«On avait l'impression, relève le socialiste fribourgeois Alain Berset, de parler plus à une conseillère fédérale déjà élue qu'à une candidate.» Unique prétendante du PDC à un siège que personne ne lui conteste, Doris Leuthard n'en a pas moins été auditionnée mercredi par les groupes parlementaires de l'UDC, du PS, du PRD et des Verts. Un exercice imposé, mais sans réel enjeu, alors que, dans de précédentes élections, le passage devant les groupes a pu se révéler déterminant pour l'avenir de tel ou tel candidat.

Poussée de fièvre médiatique

Ces auditions, notamment lors de la succession de Flavio Cotti et d'Arnold Koller, ont pu représenter un moment très fort de la course au Conseil fédéral, marqué par une poussée de fièvre médiatique. Mais mercredi, dans les couloirs du Palais fédéral, le passage de la candidate de groupe en groupe n'a fait l'objet que d'une bénigne agitation, les jeux étant largement faits. D'ores et déjà virtuellement élue au Conseil fédéral, Doris Leuthard n'a toutefois pas fait l'erreur de sous-estimer cette manière de rituel de passage et de décevoir les attentes de ses collègues. Unanimement, ces derniers reconnaissent avoir eu affaire à une candidate fort bien préparée, sur le fond comme sur la forme.

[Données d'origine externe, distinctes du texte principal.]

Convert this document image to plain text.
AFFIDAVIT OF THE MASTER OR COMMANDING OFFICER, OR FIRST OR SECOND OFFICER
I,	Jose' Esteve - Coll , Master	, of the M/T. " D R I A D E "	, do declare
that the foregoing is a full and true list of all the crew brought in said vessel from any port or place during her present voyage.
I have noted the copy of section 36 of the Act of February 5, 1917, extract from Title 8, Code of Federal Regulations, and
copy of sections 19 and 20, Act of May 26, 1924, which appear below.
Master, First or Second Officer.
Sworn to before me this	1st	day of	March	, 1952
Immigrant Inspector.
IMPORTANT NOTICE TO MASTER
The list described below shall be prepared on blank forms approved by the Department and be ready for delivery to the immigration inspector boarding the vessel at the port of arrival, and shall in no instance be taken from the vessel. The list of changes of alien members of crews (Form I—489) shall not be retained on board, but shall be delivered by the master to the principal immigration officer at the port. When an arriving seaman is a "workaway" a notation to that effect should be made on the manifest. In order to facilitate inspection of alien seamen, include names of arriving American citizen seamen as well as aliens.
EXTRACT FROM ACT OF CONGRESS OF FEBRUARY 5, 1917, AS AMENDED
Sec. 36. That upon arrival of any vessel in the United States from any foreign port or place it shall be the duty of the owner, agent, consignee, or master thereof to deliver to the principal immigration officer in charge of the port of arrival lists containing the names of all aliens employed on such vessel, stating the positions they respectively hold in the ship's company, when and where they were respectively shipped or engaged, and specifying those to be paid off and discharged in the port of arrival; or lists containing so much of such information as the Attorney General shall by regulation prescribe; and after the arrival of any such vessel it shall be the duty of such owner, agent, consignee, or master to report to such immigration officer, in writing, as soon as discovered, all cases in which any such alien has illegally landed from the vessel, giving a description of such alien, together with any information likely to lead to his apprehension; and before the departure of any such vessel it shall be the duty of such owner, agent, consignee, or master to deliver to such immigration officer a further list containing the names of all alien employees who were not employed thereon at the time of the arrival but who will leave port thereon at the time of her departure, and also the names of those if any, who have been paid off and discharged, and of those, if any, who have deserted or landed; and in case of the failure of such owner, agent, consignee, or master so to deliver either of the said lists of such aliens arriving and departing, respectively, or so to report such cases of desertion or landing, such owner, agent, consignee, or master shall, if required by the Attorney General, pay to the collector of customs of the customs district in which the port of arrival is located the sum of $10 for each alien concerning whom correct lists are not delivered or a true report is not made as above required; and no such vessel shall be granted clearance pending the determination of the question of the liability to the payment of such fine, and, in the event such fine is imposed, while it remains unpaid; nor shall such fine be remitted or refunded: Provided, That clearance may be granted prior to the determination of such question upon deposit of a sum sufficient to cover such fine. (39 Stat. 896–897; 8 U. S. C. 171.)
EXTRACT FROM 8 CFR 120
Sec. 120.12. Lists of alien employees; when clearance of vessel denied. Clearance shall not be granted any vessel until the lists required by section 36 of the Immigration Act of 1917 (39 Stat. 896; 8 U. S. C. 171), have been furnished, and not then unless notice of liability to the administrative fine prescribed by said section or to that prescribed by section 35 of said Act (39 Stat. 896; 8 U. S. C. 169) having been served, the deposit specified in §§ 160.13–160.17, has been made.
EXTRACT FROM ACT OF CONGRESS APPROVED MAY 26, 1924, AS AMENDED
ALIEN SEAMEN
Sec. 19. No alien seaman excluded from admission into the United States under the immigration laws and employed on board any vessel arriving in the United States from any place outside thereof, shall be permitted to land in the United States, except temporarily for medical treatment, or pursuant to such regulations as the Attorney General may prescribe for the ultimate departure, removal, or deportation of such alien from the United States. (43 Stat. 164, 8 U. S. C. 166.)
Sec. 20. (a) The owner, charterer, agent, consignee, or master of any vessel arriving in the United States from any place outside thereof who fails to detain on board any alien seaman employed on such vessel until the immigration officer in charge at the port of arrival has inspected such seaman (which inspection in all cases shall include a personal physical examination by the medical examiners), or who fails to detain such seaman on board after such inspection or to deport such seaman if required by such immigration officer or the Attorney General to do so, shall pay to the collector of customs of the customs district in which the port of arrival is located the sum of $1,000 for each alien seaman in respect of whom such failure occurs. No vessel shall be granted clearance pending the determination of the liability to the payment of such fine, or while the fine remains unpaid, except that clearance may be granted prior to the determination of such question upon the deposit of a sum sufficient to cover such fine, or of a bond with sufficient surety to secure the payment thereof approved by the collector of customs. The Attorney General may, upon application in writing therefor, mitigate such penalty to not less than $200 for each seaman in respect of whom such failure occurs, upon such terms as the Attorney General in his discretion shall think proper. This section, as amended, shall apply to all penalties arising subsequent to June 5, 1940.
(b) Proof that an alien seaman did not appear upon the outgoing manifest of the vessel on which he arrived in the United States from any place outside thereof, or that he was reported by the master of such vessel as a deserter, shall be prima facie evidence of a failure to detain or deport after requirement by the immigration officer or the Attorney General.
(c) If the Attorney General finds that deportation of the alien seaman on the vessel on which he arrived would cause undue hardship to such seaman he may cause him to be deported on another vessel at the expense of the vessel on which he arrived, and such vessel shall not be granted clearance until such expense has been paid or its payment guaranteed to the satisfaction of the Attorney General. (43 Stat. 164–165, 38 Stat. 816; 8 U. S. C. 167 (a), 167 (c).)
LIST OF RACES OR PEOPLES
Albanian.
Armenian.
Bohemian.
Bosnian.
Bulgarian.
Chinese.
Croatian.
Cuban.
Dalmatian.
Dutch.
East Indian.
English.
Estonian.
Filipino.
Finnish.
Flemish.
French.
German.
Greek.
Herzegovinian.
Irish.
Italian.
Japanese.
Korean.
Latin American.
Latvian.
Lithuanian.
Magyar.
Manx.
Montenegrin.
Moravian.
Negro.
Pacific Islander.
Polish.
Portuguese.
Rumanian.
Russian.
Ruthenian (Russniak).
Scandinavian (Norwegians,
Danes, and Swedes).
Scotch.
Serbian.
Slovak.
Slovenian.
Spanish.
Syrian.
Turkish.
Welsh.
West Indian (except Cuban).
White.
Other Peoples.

Elle avait brillamment réussi, mardi soir, une première épreuve devant le groupe agricole des Chambres fédérales. Elle qui avait, l'automne dernier devant l'assemblée de l'Union suisse des paysans, livré comme présidente du PDC une prestation assez pitoyable a montré mercredi qu'elle avait bien assimilé la matière sur les principaux enjeux de la politique agricole, PA 2011, l'OMC ou l'accord de libre-échange avec l'UE, un sujet sur lequel elle affiche une certaine ouverture, sans en sous-estimer les difficultés.

Sans éluder une question

Elle n'a pas déçu non plus mercredi le groupe parlementaire de l'UDC, premier à l'auditionner. Elle y a répondu à un «feu roulant de questions» sans en esquiver aucune, tout en campant fermement sur la ligne de son parti en ce qui concerne la politique familiale et sociale et en affirmant qu'elle n'en changerait pas. Elle s'est montrée, convient le Fribourgeois Jean-François Rime, «assez claire, s'agissant d'une démocrate-chrétienne». Le groupe socialiste, ensuite, s'est livré à un exercice identique en posant pas moins de 25 questions à Doris Leuthard. Elle a répondu, note Alain Berset, de façon précise, en politicienne rodée qui sait déjouer les pièges mais de façon assez franche. Elle a satisfait le groupe avec son opposition à la construction de nouvelles centrales nucléaires et sa position sur l'aide au développement, elle l'a déçu avec son soutien à la loi sur l'asile et son scepticisme à propos de l'adhésion à l'UE.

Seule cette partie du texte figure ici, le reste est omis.